[Sugar-devel] Datastore redesign

Tomeu Vizoso tomeu at sugarlabs.org
Thu Jul 9 07:39:40 EDT 2009


On Mon, Jul 6, 2009 at 16:02, Sascha
Silbe<sascha-ml-ui-sugar-devel at silbe.org> wrote:
> On Mon, Jul 06, 2009 at 12:29:53PM +0200, Tomeu Vizoso wrote:
>
>> Agreed. I have to say that your proposal is excellent, congratulations!
>
> Thanks, I'm flattered. :)
>
>
>>> Is the asynchronous API design useful enough to warrant more complex
>>> implementation?
>>
>> I'm not sure, but I think that whatever decision we take should be
>> made based on actual usage of the DS. What about proposing an example
>> of how an existing activity would be modified to use the new API?
>
> OK, will work on one.
>
>
>>>  - For save() calls activity needs to wait for result (containing new
>>>    version_id) before it can invoke save() again for the same object
>>>    which can take quite some time if save() is sync - especially if other
>>>    activities are saving at the same time.
>>
>> What about having a separate call that returns synchronously a new
>> tree_id and/or version_id?
>
> Interesting idea, need to think about it. As we're going to use UUIDs not
> using requested versions shouldn't be an issue (for other version number
> schemes like the one you propose below "holes" in the numbering could be
> troublesome).

The issue I see with this is the actual creation or update operation
failing, thus further operations on that uuid would be invalid. I
guess activities will need to be able to notice that the creation
failed and do something accordingly.

>>> Making the API fully asynchronous is the cause for much of the complexity
>>> of
>>> my proposal, but if we eliminate the queueing the response times for
>>> write
>>> accesses and checkout() can be very long even for unrelated operations.
>>
>> Why for unrelated operations?
>
> Because we're serializing VCS operations. They are IO bound (more
> specifically: disk bound) and parallelisation would only lead to IO
> starvation, especially for HDDs.

What's the scenario in which starvation would happen and with which
consequences?

>> # do we want an optimized way to determine (only) the branch HEADs of
>> a given tree_id?
>>
>> This depends on the intended UI. My opinion is that if we branch at
>> every interesting modification (triggered by the activity detecting an
>> interesting change or by the user clicking on the Keep button), we
>> would like to display in the object list all the HEADs of each branch
>> in each tree_id. In that case yes, we need a way to retrieve that list
>> that is fast on both the client and the server side.
>
> My imagined usage of branches was to create them automatically upon altering
> a non-HEAD version.
> A user basing off an old version could mean the newer version is "broken"
> (in that case promoting the new version to the HEAD of the current branch
> makes more sense) or that (s)he uses the older version as a kind of template
> to create derivates (so creating a branch would make most sense).
> But I'm open to alternative suggestions. We'd most likely need a way to
> explicitly create branches then.

I actually would do a branch at every resume, even if it's the current HEAD.

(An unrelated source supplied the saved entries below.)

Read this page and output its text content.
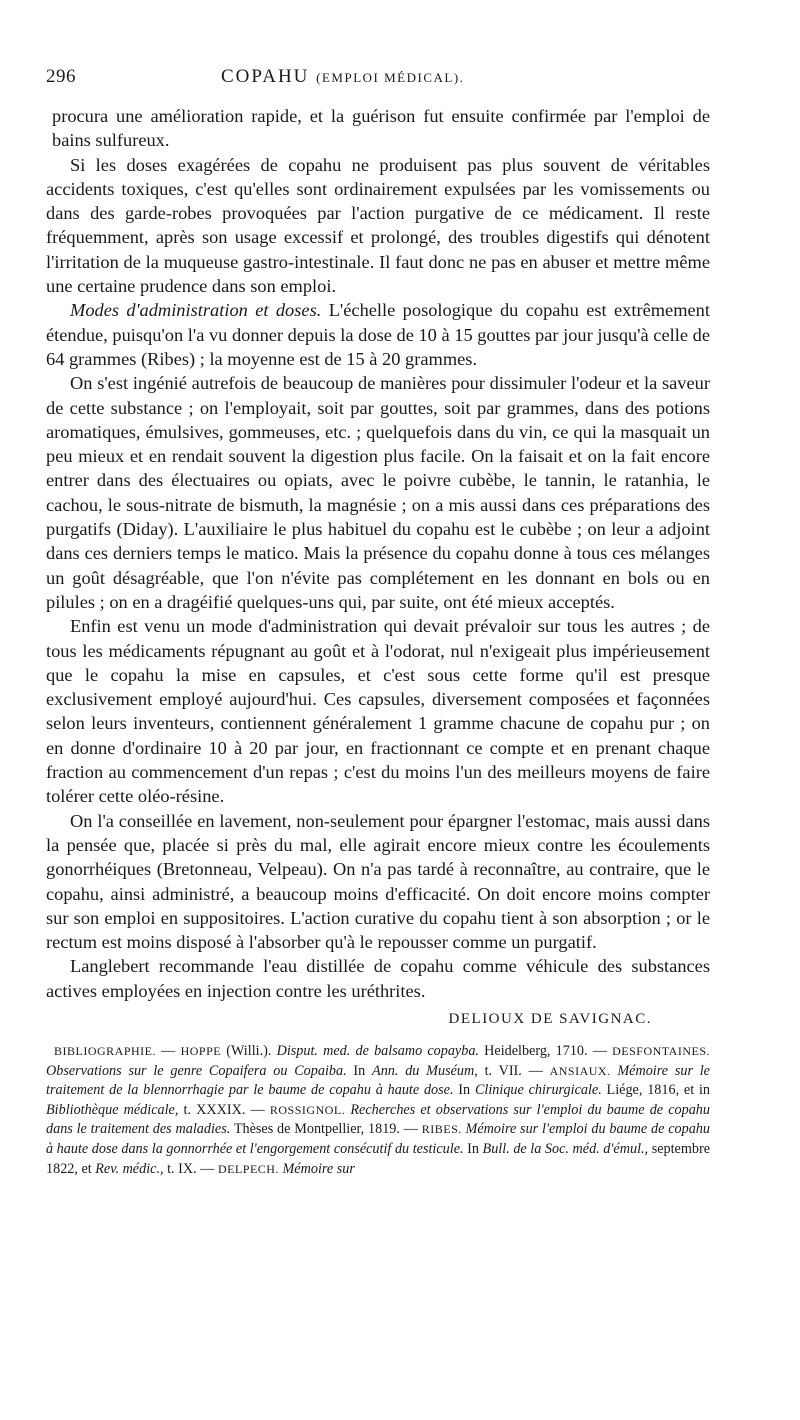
296	COPAHU (EMPLOI MÉDICAL).

procura une amélioration rapide, et la guérison fut ensuite confirmée par l'emploi de bains sulfureux.

Si les doses exagérées de copahu ne produisent pas plus souvent de véritables accidents toxiques, c'est qu'elles sont ordinairement expulsées par les vomissements ou dans des garde-robes provoquées par l'action purgative de ce médicament. Il reste fréquemment, après son usage excessif et prolongé, des troubles digestifs qui dénotent l'irritation de la muqueuse gastro-intestinale. Il faut donc ne pas en abuser et mettre même une certaine prudence dans son emploi.

Modes d'administration et doses. L'échelle posologique du copahu est extrêmement étendue, puisqu'on l'a vu donner depuis la dose de 10 à 15 gouttes par jour jusqu'à celle de 64 grammes (Ribes) ; la moyenne est de 15 à 20 grammes.

On s'est ingénié autrefois de beaucoup de manières pour dissimuler l'odeur et la saveur de cette substance ; on l'employait, soit par gouttes, soit par grammes, dans des potions aromatiques, émulsives, gommeuses, etc. ; quelquefois dans du vin, ce qui la masquait un peu mieux et en rendait souvent la digestion plus facile. On la faisait et on la fait encore entrer dans des électuaires ou opiats, avec le poivre cubèbe, le tannin, le ratanhia, le cachou, le sous-nitrate de bismuth, la magnésie ; on a mis aussi dans ces préparations des purgatifs (Diday). L'auxiliaire le plus habituel du copahu est le cubèbe ; on leur a adjoint dans ces derniers temps le matico. Mais la présence du copahu donne à tous ces mélanges un goût désagréable, que l'on n'évite pas complétement en les donnant en bols ou en pilules ; on en a dragéifié quelques-uns qui, par suite, ont été mieux acceptés.

Enfin est venu un mode d'administration qui devait prévaloir sur tous les autres ; de tous les médicaments répugnant au goût et à l'odorat, nul n'exigeait plus impérieusement que le copahu la mise en capsules, et c'est sous cette forme qu'il est presque exclusivement employé aujourd'hui. Ces capsules, diversement composées et façonnées selon leurs inventeurs, contiennent généralement 1 gramme chacune de copahu pur ; on en donne d'ordinaire 10 à 20 par jour, en fractionnant ce compte et en prenant chaque fraction au commencement d'un repas ; c'est du moins l'un des meilleurs moyens de faire tolérer cette oléo-résine.

On l'a conseillée en lavement, non-seulement pour épargner l'estomac, mais aussi dans la pensée que, placée si près du mal, elle agirait encore mieux contre les écoulements gonorrhéiques (Bretonneau, Velpeau). On n'a pas tardé à reconnaître, au contraire, que le copahu, ainsi administré, a beaucoup moins d'efficacité. On doit encore moins compter sur son emploi en suppositoires. L'action curative du copahu tient à son absorption ; or le rectum est moins disposé à l'absorber qu'à le repousser comme un purgatif.

Langlebert recommande l'eau distillée de copahu comme véhicule des substances actives employées en injection contre les uréthrites.

DELIOUX DE SAVIGNAC.

BIBLIOGRAPHIE. — HOPPE (Willi.). Disput. med. de balsamo copayba. Heidelberg, 1710. — DESFONTAINES. Observations sur le genre Copaifera ou Copaiba. In Ann. du Muséum, t. VII. — ANSIAUX. Mémoire sur le traitement de la blennorrhagie par le baume de copahu à haute dose. In Clinique chirurgicale. Liége, 1816, et in Bibliothèque médicale, t. XXXIX. — ROSSIGNOL. Recherches et observations sur l'emploi du baume de copahu dans le traitement des maladies. Thèses de Montpellier, 1819. — RIBES. Mémoire sur l'emploi du baume de copahu à haute dose dans la gonnorrhée et l'engorgement consécutif du testicule. In Bull. de la Soc. méd. d'émul., septembre 1822, et Rev. médic., t. IX. — DELPECH. Mémoire sur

>> # using symlink instead of hardlink for "incoming" queue since we want
>> to support directory trees, not just files
>
>> What justifies this new requirement?
>
> That it's
> a) of use to activities (IIRC some of them use ZIP files right instead now),
> b) easy enough to achieve with the new design and
> c) leads to better delta compression and thus disk space effiency.

That's fine, but I think we should first address present needs, once
we are done we can try to anticipate new ones. We are already planning
to do very big changes in one single go and would be very unfortunate
to have to back up those because of some peripheral requirements that
were added because they seemed easy enough at the time. I tell you
this because of my experience in releasing broken datastores. Would be
good if we could learn from the past.

>> # since an index rebuild can take a lot of time we need to provide UI
>> feedback while doing that
>>
>> Any I/O operation can potentially take a lot of time, but with the
>> current version of the DS rebuilding an index with a few thousands of
>> entries is not so slow on the XO. We should never need to rebuild the
>> index, so this new requirement might not be justified (given the
>> current resources, all the other work we need to do, etc).
>
> OK, good to know index rebuilding is fast. So the simple, boolean API I
> proposed (check_ready() / Ready()) suffices.

Well, that's the index as implemented in the current DS, may not hold
for the future.

>> # detecting identical files across objects isn't as important since
>> duplicates are mostly expected to occur as versions of the same object
>
>> Based on how current activities are using the DS, this isn't like
>> that.
>> The most common case I have heard from the field are children
>> downloading a PDF for reading several times.
>
> Oh, didn't know that, so it's a new requirement.
>
>> An alternative to the current method for detecting duplicates is moving
>> this task to
>> activities, is that what you suggest?
>
> I'm ambivalent about it. On one hand it's not so easy to achieve in
> datastore (for various backends) and more indicative of UI deficiencies (why
> did the children download the file several times in the first place; it's
> bandwidth wastage as well), on the other hand it might not be easy to do in
> Browse, too. But maybe storing the URL as metadata and looking for that is
> enough for most cases? I guess it happens during a single session so the URL
> (even if including a session ID or whatever) should be stable enough?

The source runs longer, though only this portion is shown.